Il sequestro rappresenta l’epilogo delle investigazioni, dirette dalla Procura Europea capitolina ed eseguite dal Nucleo di polizia economico-finanziaria di Roma e dal 2° Nucleo Operativo Metropolitano di Firenze, dalle quali, spiega la Finanza, è emerso un progetto criminoso orchestrato principalmente da imprenditori di origine cinese perfettamente integrati nel tessuto economico e sociale italiano.

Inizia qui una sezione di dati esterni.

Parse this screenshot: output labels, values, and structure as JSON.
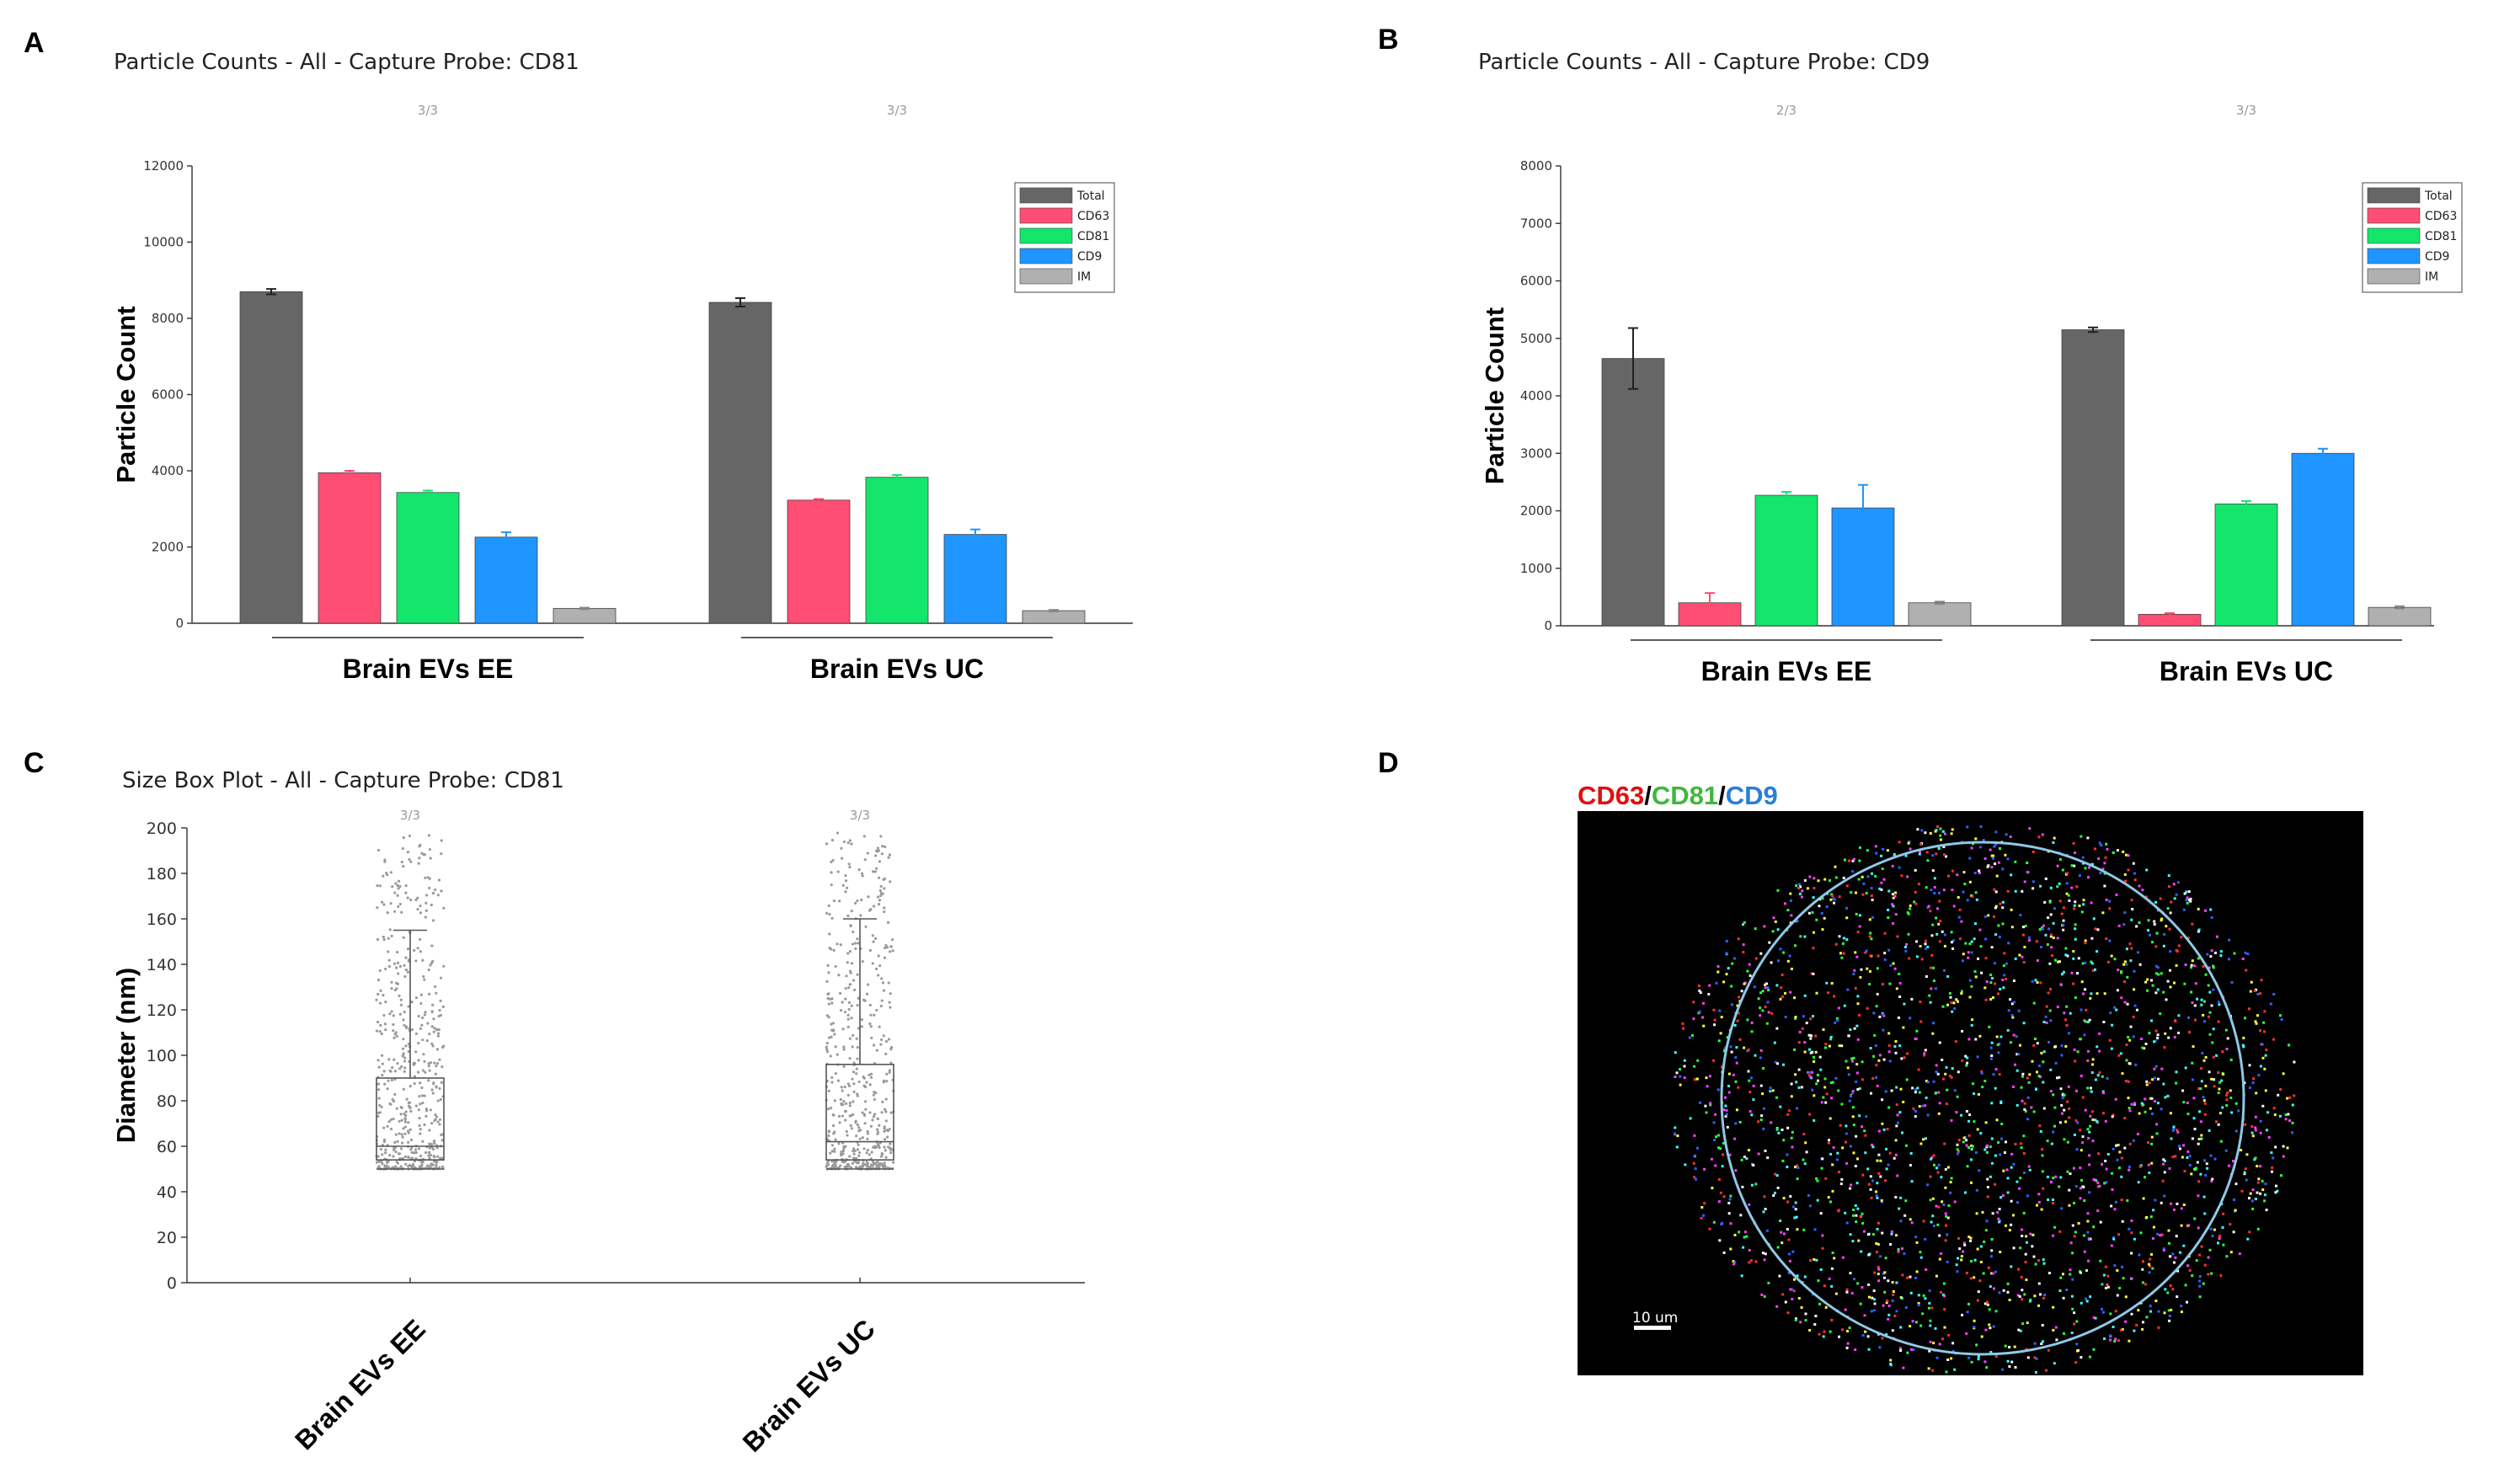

Al vertice della struttura figurava una coppia di coniugi cinesi che, attraverso numerose società e professionisti compiacenti, riusciva a introdurre sul mercato italiano beni di provenienza cinese (capi di abbigliamento, calzature, borse ed accessori vari) immessi in libera pratica in altri Stati membri dell’Unione Europea, in completa evasione
dell’Iva. Il meccanismo di frode si basava sull’abuso del del cosiddetto “regime doganale 42”, che consente l’immissione in libera pratica in uno Stato della Ue, senza il pagamento dei dazi doganali e dell’Iva, dei beni destinati a essere consumati in un altro Stato membro. In concreto, come ricostruito anche attraverso canali di cooperazione attivati dalla Procura Europea in 9 diversi Stati membri, la merce cinese veniva “sdoganata” principalmente in Bulgaria, Ungheria o Grecia, e poi trasferita direttamente negli hub logistici ubicati in Italia, per la successiva commercializzazione. Dal punto di vista documentale, la merce subiva invece varie cessioni intracomunitarie tra operatori fittizi, accompagnate da fatture per operazioni inesistenti.
Al fine di evitare controlli da parte dell’Amministrazione finanziaria e doganale, le società coinvolte terminavano il loro ciclo vitale in un lasso di tempo molto breve (circa 2 anni), per essere poi sostituite da altri soggetti economici appositamente creati dal sodalizio per proseguire lo schema di frode.
Le attività di indagine hanno, altresì, fatto emergere come l’associazione criminale, sostituendosi agli ordinari canali di intermediazione finanziaria, offrisse alla comunità cinese stabilmente residente nel territorio nazionale, servizi occulti di trasferimento di denaro in madrepatria, previa richiesta di una percentuale sull’importo oggetto di transazione.